Enquanto isso, em meio às transformações econômicas e tecnológicas globais e suas conseqüências no mundo da comunicação - como a redução drástica da circulação dos jornais e a migração de grande parte da receita publicitária para outras formas de acesso aos consumidores -, estamos assistindo em todo o mundo ao crescente processo de concentração de propriedade dos meios de comunicação, à sua incorporação a conglomerados empresariais sem tradição jornalística e sem compromisso com a informação e às sucessivas eliminações de postos de trabalho de jornalistas como parte das estratégias de minimização de custos.
Nesse processo, caminham a passos largos o aumento da distribuição de conteúdos em detrimento da produção deles, a miscigenação e a promiscuidade da informação com o entretenimento, a decadência da disciplina da verificação e da checagem, a influência cada vez maior das corporações e governos na agenda da imprensa e a pulverização dos valores éticos e de credibilidade que deram origem ao jornalismo e ao seu papel na defesa da cidadania.
Longe de responder aos desafios desse cenário, a concepção da formação superior específica como requisito para a capacitação ao exercício da profissão levou o ensino de jornalismo brasileiro a permanecer refém de uma armadilha conceitual, na forma de uma busca permanente de soluções para problemas viciados e de respostas para questões recorrentes, como mostramos, há quase dois anos, em outro trabalho, que permanece praticamente sem resposta, mas foi considerado no recurso extraordinário da Procuradoria Regional da República em São Paulo (" Diploma de Jornalismo", Consultor Jurídico, 25/6/2005).

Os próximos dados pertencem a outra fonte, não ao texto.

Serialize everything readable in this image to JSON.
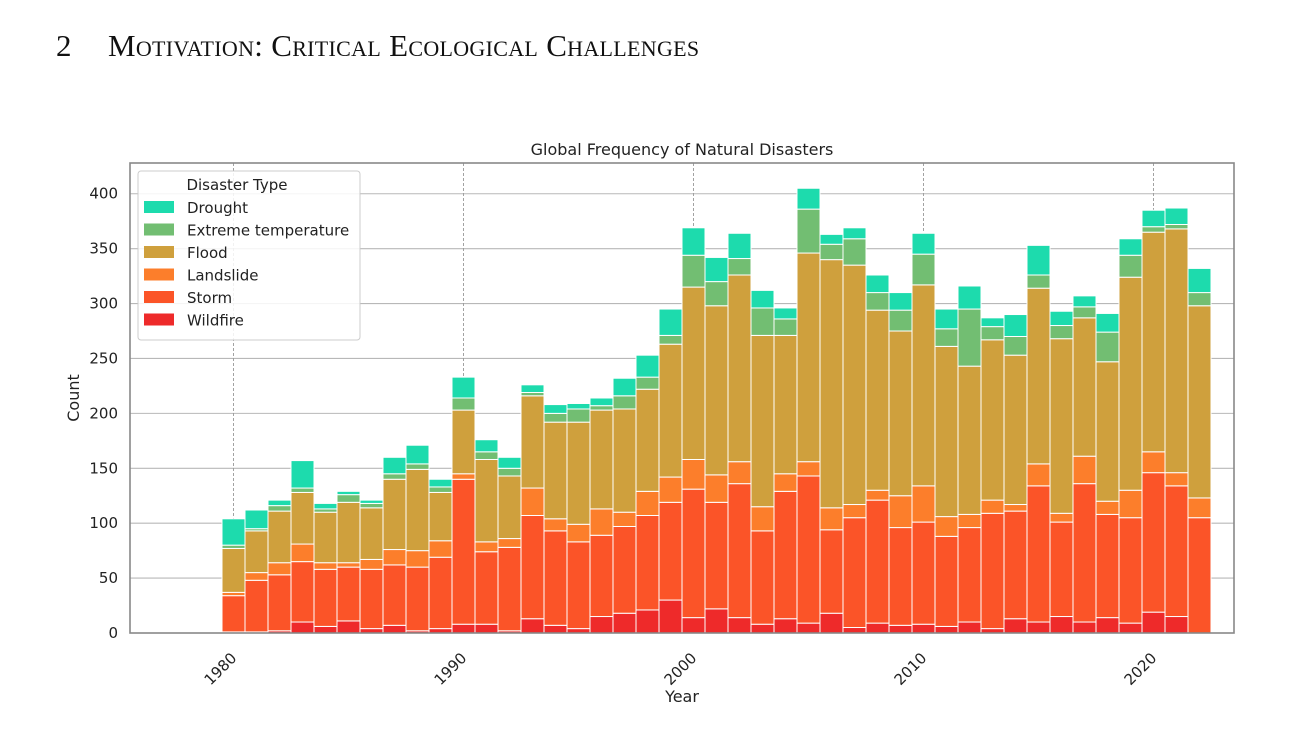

A decisão, finalmente, está nas mãos do STF, apesar de todas as tentativas de debate sobre o assunto terem sido abortadas. Espera-se que o julgamento da ação cautelar da Procuradoria Geral da República seja pautado pela defesa do interesse público, pela diversidade de opiniões sobre o tema, pela contextualização da regulamentação profissional no Brasil e até mesmo pela necessidade de valorizar a formação superior específica em jornalismo, preservando-a do aviltamento inerente a vinculações incompatíveis com o espírito de independência e de universalidade da atividade acadêmica.